Fix 4: Handle Forwarding
For forwarded emails, consider:
- ARC (Authenticated Received Chain): Modern mail servers support ARC, which preserves authentication through forwarding
- SRS (Sender Rewriting Scheme): Some forwarders rewrite the envelope sender
- Direct delivery: Have important emails delivered directly, not forwarded
Prevention
Monitor DMARC Reports
Enable DMARC reporting to catch authentication failures before they cause bounces:
v=DMARC1; p=quarantine; rua=mailto:dmarc-reports@yourdomain.com
The rua address receives aggregate reports showing which emails passed and failed authentication.

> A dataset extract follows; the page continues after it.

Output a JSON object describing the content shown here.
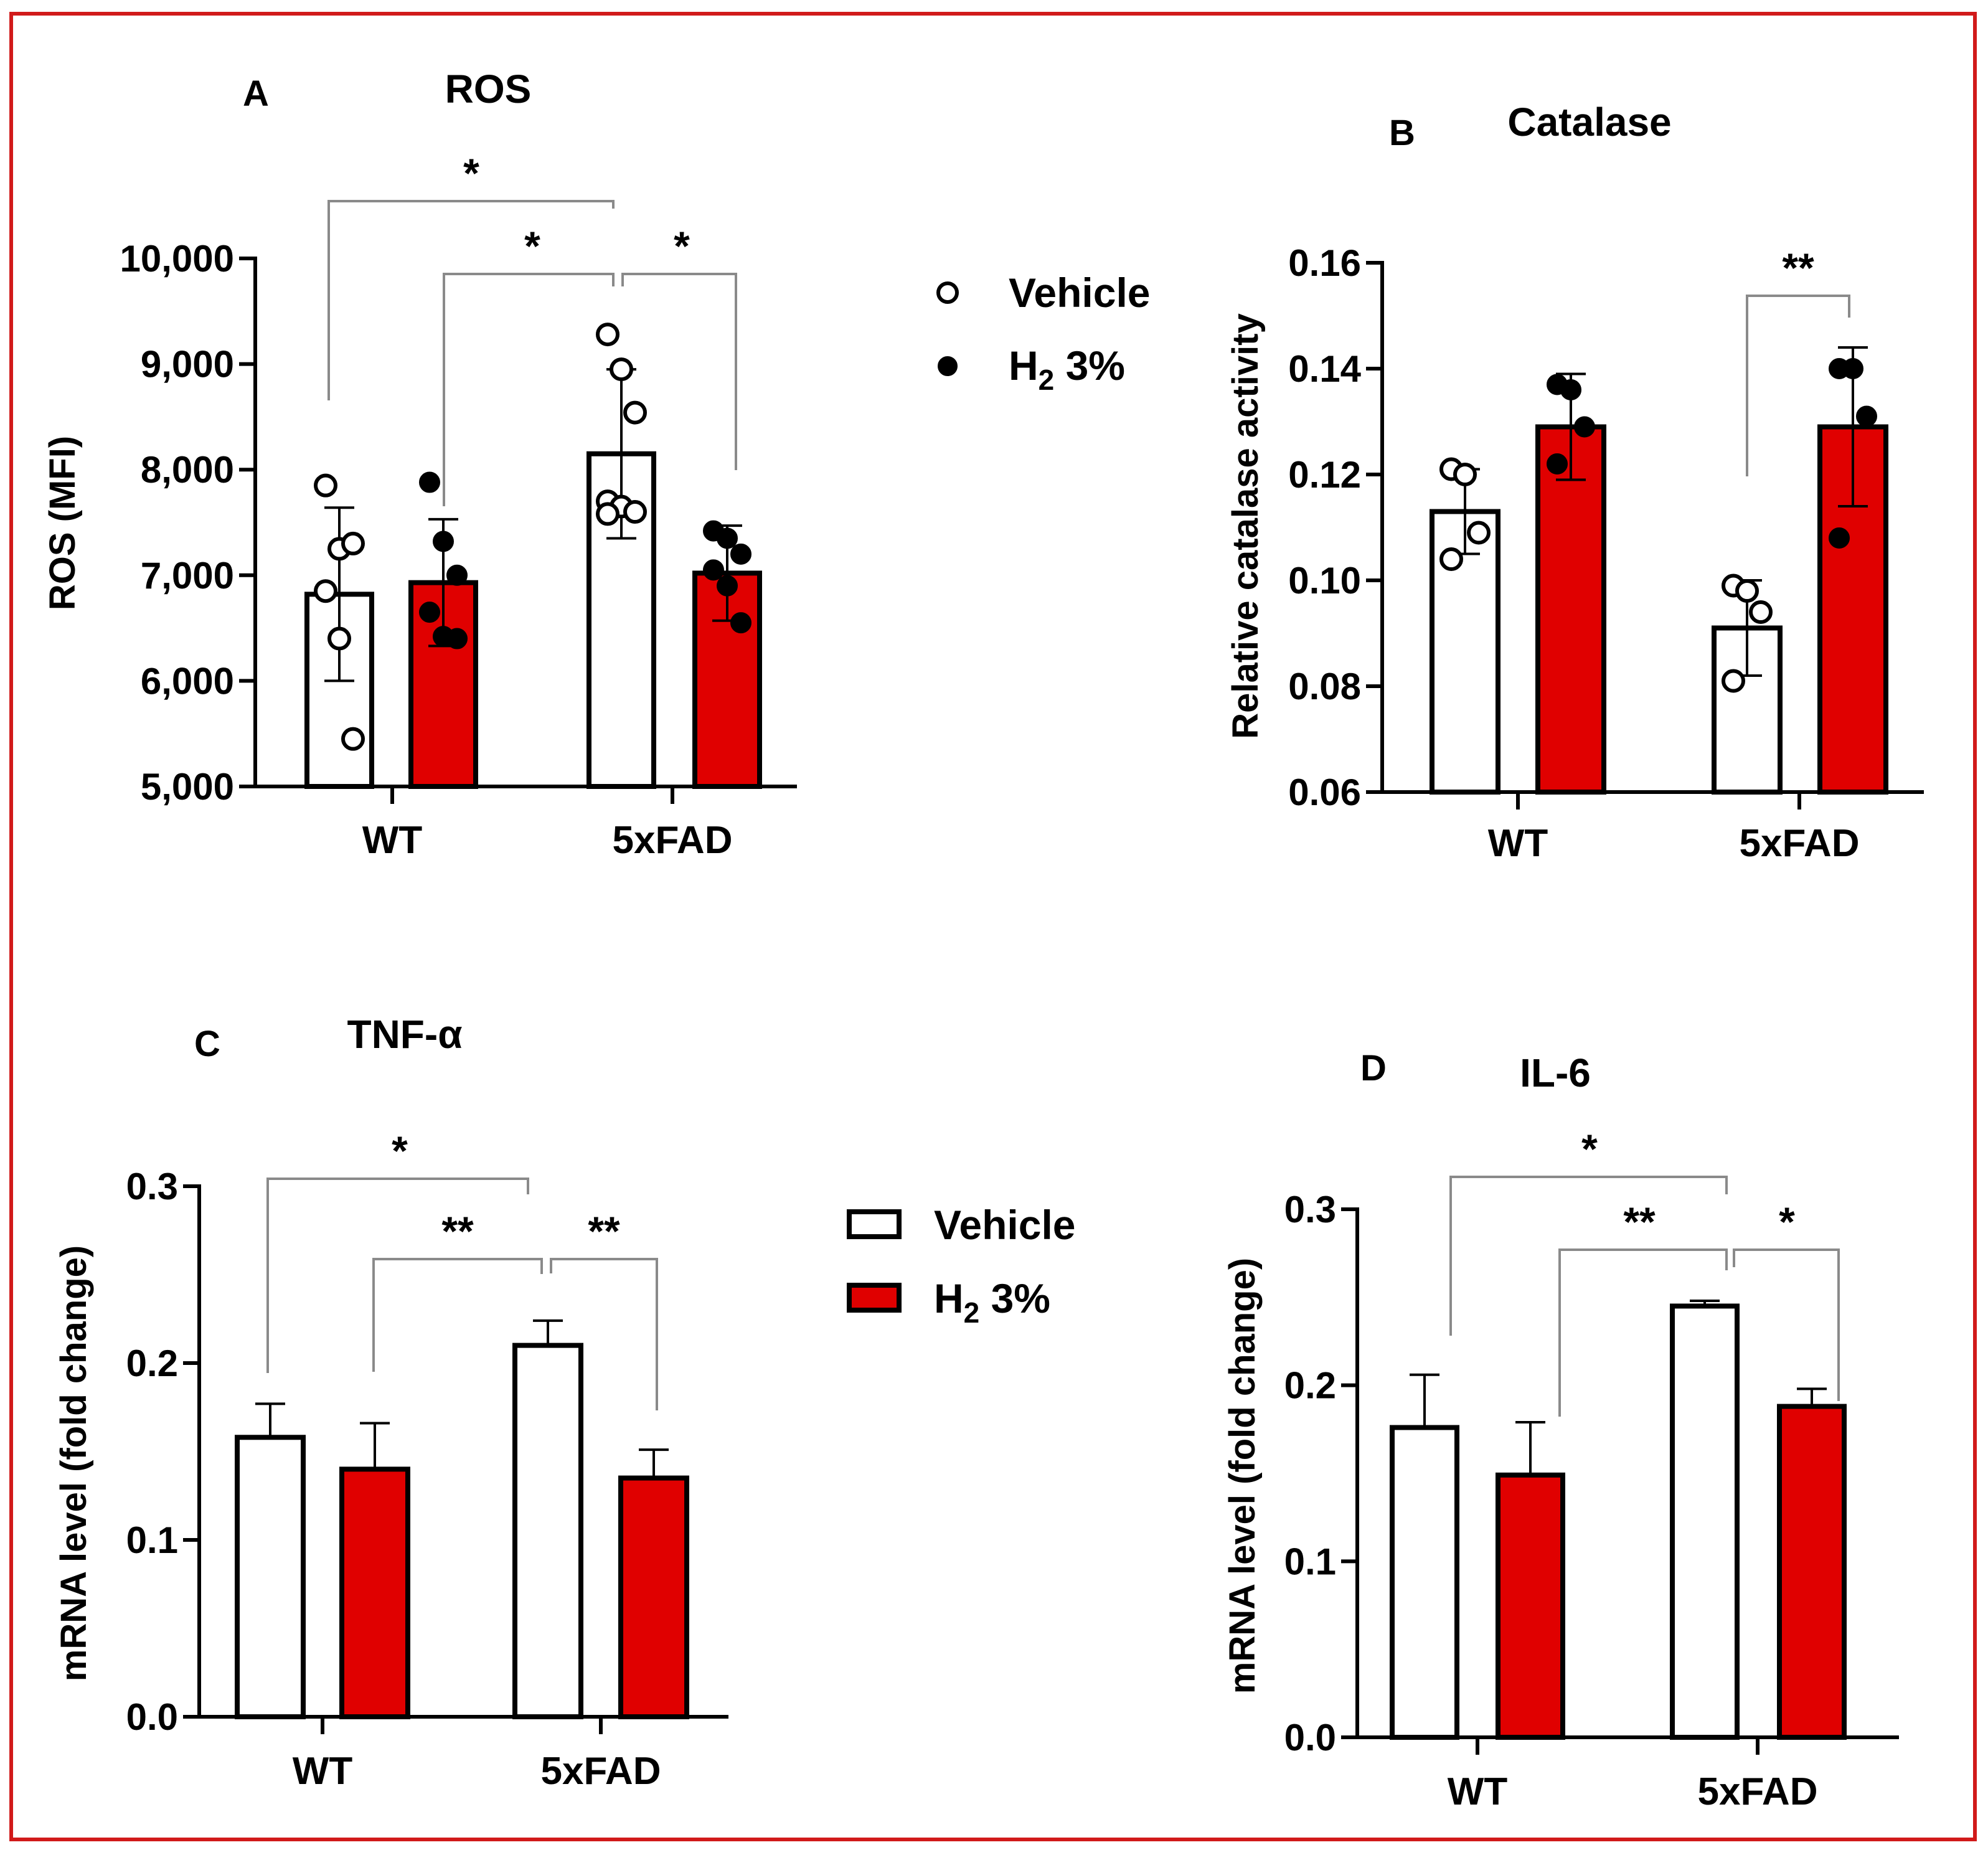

Audit Sending Sources Regularly
When you add a new email service or change infrastructure:
- Check if it affects email sending
- Update SPF if needed
- Configure DKIM for the service
- Verify authentication before going live
Use Monitoring Tools
Automated monitoring catches authentication breaks before they cause widespread delivery failures.
DMARC Policy Progression
If you're setting up DMARC from scratch, don't start with p=reject:
- Start with monitoring:
p=none— collect reports, no enforcement - Move to quarantine:
p=quarantine— failing emails go to spam - Finally enforce:
p=reject— failing emails bounce
This progression lets you identify and fix authentication issues before they cause bounces.